Les juges du fond ne sont pas du même avis : le plan de rémunération signé chaque année par le salarié expliquait clairement la base de calcul et les conditions d'attribution de la prime, les objectifs individuels étaient fixés avec le salarié et les rapports des commissaires aux comptes sur la période 2008-2014 certifiaient les comptes annuels et appréciaient nécessairement dans leur intégralité la régularité et la sincérité de toutes leurs composantes. Ils rejettent la demande du salarié qui se pourvoit en cassation.

Pour la Cour de cassation, le moyen n'est pas fondé.

Cass. soc., 21 sept. 2022, n° 21-14.955

Salaires minima conventionnels

Eléments de salaire à retenir pour apprécier le respect des minima conventionnels

Engagée en qualité de secretaire par un cabinet d'expertise-comptable puis licenciée pour faute grave, une salariée saisit la justice pour, entre autres, obtenir un rappel de salaire conventionnel pour la période du 1er novembre 2012 au 16 avril 2018. La Cour d'appel fait droit à sa demande : pour apprécier le respect du minimum conventionnel, les juges du fond excluent la part mensuelle du treizième mois au motif que le contrat de travail donnait le détail des éléments composant le salaire mensuel de la salariée et que le treizième mois n'en faisait pas partie.

L'employeur se pourvoit en cassation.

Il est de jurisprudence constante qu'en l'absence de dispositions conventionnelles contraires, toutes les sommes versées en contrepartie du travail entrent dans le calcul de la rémunération à comparer avec le salaire minimum garanti. Dès lors, si la convention collective n'exclut pas du calcul de la rémunération à comparer avec le salaire minimum garanti le treizième mois, lequel constitue, pour les mois où il a été effectivement versé, la contrepartie à la prestation de travail, cet élément de salaire doit être pris en compte pour vérifier le respect du minimum conventionnel. Peu importe à cet égard que le contrat de travail prévoie le bénéfice du treizième mois de façon séparée de la rémunération mensuelle.

Cass. soc., 21 sept. 2022, n° 21-10.633

Paiement du salaire

Dommages et intérêts compensatoires pour non paiement du salaire

Un éducateur technique spécialisé, engagé à compter du 18 juillet 2016, par une association, fait valoir en justice que le coefficient mentionné et la rémunération prévue au contrat de travail ne correspondaient pas aux conditions convenues lors de l'entretien préalable d'embauche ni aux clauses de la convention collective qui lui sont applicables.

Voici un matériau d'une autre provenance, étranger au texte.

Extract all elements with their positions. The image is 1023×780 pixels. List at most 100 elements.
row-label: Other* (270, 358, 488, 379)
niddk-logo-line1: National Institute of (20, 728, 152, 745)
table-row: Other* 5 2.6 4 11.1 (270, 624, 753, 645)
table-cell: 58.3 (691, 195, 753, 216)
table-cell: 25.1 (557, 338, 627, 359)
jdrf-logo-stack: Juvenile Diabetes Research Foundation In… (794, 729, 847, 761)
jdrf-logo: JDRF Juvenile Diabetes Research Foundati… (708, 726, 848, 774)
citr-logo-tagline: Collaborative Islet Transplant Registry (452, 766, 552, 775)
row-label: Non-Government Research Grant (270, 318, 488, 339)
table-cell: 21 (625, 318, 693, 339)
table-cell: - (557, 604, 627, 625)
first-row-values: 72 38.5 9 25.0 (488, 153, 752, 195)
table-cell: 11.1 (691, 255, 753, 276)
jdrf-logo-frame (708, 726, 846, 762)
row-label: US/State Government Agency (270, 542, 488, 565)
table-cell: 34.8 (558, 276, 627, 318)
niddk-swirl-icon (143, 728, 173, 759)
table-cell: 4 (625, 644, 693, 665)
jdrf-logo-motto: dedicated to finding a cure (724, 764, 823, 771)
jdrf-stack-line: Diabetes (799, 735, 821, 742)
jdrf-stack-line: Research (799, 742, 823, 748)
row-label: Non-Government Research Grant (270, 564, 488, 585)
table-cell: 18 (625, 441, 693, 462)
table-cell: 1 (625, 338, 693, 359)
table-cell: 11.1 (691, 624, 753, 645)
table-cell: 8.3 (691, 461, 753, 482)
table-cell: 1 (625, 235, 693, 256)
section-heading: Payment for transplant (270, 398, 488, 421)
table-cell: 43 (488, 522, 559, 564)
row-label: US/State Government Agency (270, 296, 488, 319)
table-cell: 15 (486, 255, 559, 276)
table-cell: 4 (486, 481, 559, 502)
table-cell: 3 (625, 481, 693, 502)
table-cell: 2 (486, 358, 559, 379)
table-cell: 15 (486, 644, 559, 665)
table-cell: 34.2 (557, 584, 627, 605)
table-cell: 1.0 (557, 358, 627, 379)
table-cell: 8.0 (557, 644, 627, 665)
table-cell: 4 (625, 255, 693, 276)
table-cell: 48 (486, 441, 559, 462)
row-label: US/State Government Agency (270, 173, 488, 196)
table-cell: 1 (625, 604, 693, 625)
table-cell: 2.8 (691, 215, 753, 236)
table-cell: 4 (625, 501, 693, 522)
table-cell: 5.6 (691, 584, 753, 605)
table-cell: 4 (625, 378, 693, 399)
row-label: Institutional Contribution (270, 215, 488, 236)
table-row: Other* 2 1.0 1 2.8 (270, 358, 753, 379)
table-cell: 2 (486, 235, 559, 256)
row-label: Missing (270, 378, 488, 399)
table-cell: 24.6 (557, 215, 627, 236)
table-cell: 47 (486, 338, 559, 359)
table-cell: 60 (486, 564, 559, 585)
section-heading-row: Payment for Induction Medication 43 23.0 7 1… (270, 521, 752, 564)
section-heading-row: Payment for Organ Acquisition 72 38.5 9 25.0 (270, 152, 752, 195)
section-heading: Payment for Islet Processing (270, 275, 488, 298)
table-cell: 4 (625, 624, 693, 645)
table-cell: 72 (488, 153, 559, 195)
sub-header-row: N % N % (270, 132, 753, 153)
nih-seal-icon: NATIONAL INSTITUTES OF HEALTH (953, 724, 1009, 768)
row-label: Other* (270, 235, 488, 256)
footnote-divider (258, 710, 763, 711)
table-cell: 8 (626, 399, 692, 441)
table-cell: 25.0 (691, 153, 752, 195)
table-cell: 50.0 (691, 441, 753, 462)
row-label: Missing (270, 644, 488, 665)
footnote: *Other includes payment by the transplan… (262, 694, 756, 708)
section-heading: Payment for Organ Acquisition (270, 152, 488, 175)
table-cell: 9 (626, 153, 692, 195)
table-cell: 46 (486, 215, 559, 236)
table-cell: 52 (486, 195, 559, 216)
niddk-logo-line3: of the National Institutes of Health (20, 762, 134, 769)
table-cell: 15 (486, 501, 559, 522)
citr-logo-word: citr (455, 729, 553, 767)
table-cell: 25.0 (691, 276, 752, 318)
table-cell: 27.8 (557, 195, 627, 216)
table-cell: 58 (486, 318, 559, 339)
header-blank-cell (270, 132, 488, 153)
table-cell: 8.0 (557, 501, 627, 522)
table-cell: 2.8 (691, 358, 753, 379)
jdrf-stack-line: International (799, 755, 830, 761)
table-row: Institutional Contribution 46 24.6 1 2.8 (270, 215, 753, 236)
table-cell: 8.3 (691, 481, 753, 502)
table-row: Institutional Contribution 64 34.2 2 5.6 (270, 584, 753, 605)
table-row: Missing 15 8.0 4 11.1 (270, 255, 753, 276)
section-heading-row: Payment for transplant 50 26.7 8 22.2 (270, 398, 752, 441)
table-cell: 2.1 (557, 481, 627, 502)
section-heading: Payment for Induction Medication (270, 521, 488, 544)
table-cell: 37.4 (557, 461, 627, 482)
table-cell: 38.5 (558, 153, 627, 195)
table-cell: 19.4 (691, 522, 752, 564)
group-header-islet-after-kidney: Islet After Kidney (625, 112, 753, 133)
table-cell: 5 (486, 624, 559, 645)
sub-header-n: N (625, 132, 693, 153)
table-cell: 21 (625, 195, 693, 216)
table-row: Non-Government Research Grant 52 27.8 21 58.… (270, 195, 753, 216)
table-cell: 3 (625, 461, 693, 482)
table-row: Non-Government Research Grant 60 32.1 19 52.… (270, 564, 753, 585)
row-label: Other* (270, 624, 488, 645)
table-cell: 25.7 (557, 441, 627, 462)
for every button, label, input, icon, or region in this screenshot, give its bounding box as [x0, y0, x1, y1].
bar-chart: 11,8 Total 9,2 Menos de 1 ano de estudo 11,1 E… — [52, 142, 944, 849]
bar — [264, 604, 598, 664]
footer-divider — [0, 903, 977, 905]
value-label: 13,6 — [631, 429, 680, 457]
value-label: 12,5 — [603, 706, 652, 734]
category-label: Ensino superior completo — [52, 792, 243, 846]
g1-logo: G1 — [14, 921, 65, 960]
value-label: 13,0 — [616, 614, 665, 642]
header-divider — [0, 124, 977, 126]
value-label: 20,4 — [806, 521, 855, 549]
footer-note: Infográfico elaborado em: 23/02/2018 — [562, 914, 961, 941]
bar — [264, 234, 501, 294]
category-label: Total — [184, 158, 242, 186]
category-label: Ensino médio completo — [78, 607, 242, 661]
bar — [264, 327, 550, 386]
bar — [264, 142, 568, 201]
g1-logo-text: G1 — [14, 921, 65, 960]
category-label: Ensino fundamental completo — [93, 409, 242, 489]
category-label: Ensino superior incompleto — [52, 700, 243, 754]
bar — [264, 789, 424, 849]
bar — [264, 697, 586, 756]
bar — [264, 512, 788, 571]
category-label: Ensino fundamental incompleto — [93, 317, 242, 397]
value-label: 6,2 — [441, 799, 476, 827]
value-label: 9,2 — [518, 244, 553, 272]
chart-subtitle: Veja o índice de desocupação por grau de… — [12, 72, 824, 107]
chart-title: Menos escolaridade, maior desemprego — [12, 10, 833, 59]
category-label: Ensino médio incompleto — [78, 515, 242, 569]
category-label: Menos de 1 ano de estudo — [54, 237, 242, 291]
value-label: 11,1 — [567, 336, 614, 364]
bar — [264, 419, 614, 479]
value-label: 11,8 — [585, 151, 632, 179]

Il réclame des dommages et intérêts compensatoires et produit, à l'appui de cette demande, un certificat médical de son médecin traitant indiquant lui prodiguer des soins pour état anxio-dépressif et 4 attestations faisant état du profond embarras matériel, alimentant son état d'anxiété, du fait de difficultés financières entravant ses loisirs, ses pratiques sportives et l'aide matérielles apportées à un de ses enfants étudiant. En appel, les juges font droit à sa demande.

Les dommages-intérêts compensatoires sont accordés si le salarié prouve la mauvaise foi de son employeur et le préjudice qu'il a subi (C. civ., art. 1153, al. 4). En l'espèce, les éléments de preuve apportés par le salarié ne caractérisent pas la mauvaise foi de l'employeur. L'arrêt est cassé et l'affaire sera rejugée.